In the plant-by-plant evaluations after the Brown’s Ferry fire, and in the notice of the proposed rulemaking, the NRC followed a “postulated hazard” approach to the protection of duplicate safe shutdown capacity. On this approach, a plant’s protection of such redundant shutdown capacity is tested by reference to a number of factors. In the fire protection program as proposed, these factors included the likely area within which a fire might spread, the fire extinguishing system used in the area, the accessibility of the area to fire fighters and equipment, the relative fire danger in the area, the availability of alternative methods for shutting down the reactor unit safely, and the fire retardant capacity of protective devices such as fire protective coatings.

Pursuant to these guidelines, NRC staff had approved the methods used to protect duplicate shutdown capacity at many power plants that had been operating prior to January 1, 2013. The final rule adopted by the NRC, however, abandoned the postulated hazards approach. Instead, the NRC stipulated three approved methods for protecting duplicated shutdown capacity. They are: (1) separation of the redundant system by a barrier able to withstand fire for at least three hours; (2) separation of the redundant system by a distance of at least twenty feet coupled with fire detectors and an automatic fire suppression system; and (3) enclosure of the redundant system in a fire barrier able to withstand fire for one hour with fire detectors and an automatic fire suppression system. These methods give no credit for fire retardant coatings and do not consider the relative fire danger of the area in which the redundant shutdown system is located.
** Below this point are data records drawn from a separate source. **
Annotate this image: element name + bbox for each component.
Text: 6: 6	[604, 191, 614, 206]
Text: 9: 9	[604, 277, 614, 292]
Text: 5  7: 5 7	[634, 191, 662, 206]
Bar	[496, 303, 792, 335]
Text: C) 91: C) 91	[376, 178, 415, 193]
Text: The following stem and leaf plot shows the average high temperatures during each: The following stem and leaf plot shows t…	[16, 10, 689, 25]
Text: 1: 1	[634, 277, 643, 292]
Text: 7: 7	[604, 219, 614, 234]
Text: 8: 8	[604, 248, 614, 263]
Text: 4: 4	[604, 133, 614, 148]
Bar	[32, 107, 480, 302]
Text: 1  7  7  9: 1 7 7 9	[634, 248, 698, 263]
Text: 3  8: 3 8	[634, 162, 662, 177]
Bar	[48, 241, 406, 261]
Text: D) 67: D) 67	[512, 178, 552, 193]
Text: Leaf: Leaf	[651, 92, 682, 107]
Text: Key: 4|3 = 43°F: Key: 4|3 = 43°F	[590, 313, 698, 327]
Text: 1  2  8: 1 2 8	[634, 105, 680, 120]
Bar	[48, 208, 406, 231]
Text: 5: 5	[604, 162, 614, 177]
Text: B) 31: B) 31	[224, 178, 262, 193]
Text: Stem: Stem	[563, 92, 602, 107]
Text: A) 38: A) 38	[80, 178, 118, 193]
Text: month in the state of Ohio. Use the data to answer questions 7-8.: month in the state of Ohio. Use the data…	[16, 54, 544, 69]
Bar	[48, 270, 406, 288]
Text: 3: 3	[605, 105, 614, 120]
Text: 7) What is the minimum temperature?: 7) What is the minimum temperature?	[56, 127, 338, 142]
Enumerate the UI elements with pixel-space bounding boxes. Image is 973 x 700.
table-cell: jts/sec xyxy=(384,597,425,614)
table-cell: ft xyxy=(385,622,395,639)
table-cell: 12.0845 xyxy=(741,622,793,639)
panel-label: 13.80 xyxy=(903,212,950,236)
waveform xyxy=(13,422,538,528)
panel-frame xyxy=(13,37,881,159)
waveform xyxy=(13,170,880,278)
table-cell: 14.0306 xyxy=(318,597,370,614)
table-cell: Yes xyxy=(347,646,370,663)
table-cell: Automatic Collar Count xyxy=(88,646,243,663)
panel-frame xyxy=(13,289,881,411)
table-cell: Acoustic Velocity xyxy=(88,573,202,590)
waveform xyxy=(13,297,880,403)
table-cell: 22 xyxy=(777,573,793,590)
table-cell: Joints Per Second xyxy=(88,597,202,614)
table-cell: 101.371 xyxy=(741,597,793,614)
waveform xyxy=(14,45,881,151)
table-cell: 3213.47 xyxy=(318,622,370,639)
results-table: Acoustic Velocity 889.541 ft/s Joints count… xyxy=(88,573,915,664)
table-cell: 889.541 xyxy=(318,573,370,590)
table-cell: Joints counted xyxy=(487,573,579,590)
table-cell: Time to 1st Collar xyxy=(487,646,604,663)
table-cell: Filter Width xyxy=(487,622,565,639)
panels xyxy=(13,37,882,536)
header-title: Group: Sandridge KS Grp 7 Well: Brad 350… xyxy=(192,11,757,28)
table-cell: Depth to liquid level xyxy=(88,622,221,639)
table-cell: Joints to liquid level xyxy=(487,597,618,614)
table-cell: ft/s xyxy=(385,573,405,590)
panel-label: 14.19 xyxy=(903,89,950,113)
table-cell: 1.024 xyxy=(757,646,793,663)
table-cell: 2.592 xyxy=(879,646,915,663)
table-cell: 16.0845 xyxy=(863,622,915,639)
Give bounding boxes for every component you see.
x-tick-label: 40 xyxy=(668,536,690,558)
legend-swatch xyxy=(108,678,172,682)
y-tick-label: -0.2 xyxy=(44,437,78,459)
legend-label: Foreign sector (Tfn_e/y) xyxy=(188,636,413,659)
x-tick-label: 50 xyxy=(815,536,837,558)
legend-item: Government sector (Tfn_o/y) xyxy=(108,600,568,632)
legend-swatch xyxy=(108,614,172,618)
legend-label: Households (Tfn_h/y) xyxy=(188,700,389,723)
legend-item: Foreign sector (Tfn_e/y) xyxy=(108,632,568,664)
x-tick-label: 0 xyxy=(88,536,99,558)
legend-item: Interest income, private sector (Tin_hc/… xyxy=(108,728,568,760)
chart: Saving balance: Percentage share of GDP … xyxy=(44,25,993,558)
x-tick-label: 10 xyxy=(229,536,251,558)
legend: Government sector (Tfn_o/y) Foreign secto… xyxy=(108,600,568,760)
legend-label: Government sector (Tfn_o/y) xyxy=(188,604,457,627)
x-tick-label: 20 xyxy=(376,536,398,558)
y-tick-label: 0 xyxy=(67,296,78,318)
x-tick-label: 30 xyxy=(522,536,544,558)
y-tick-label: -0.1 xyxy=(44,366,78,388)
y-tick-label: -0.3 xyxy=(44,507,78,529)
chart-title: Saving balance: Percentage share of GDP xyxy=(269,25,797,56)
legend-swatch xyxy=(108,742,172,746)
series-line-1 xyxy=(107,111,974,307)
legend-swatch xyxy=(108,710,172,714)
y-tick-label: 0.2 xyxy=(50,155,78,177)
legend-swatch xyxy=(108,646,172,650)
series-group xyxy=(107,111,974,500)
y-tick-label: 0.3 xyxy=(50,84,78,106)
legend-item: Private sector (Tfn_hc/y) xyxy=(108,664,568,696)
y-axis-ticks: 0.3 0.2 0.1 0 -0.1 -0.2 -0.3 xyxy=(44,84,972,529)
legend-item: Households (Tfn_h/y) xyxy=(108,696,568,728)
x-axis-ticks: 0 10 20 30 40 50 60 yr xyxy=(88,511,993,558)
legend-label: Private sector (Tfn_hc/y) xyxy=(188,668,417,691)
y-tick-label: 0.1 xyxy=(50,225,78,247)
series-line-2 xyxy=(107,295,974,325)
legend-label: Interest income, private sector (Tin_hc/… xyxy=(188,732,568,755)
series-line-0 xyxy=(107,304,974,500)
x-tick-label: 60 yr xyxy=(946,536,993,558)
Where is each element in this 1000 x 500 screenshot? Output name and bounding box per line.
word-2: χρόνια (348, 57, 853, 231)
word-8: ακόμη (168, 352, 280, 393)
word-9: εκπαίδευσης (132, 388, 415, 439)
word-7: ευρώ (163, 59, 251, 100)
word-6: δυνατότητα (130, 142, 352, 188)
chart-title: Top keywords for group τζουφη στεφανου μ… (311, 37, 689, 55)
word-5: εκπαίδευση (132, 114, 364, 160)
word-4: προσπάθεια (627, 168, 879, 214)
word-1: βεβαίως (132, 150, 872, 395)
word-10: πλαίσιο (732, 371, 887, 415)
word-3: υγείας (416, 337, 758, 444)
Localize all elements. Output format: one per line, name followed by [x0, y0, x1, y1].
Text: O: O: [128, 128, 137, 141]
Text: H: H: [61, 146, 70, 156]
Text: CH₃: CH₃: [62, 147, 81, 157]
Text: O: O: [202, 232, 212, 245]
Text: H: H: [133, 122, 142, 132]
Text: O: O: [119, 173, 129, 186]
Connecticut Light and Power is concerned that it may be especially difficult and expensive to redesign its operating power plant to meet the requirements in the final rule. They want to challenge the final rule. You are an associate at a law firm and your supervising partner has asked you to draft a memo to your client Connecticut Light and Power on the possible legal grounds they may have to challenge the final rule.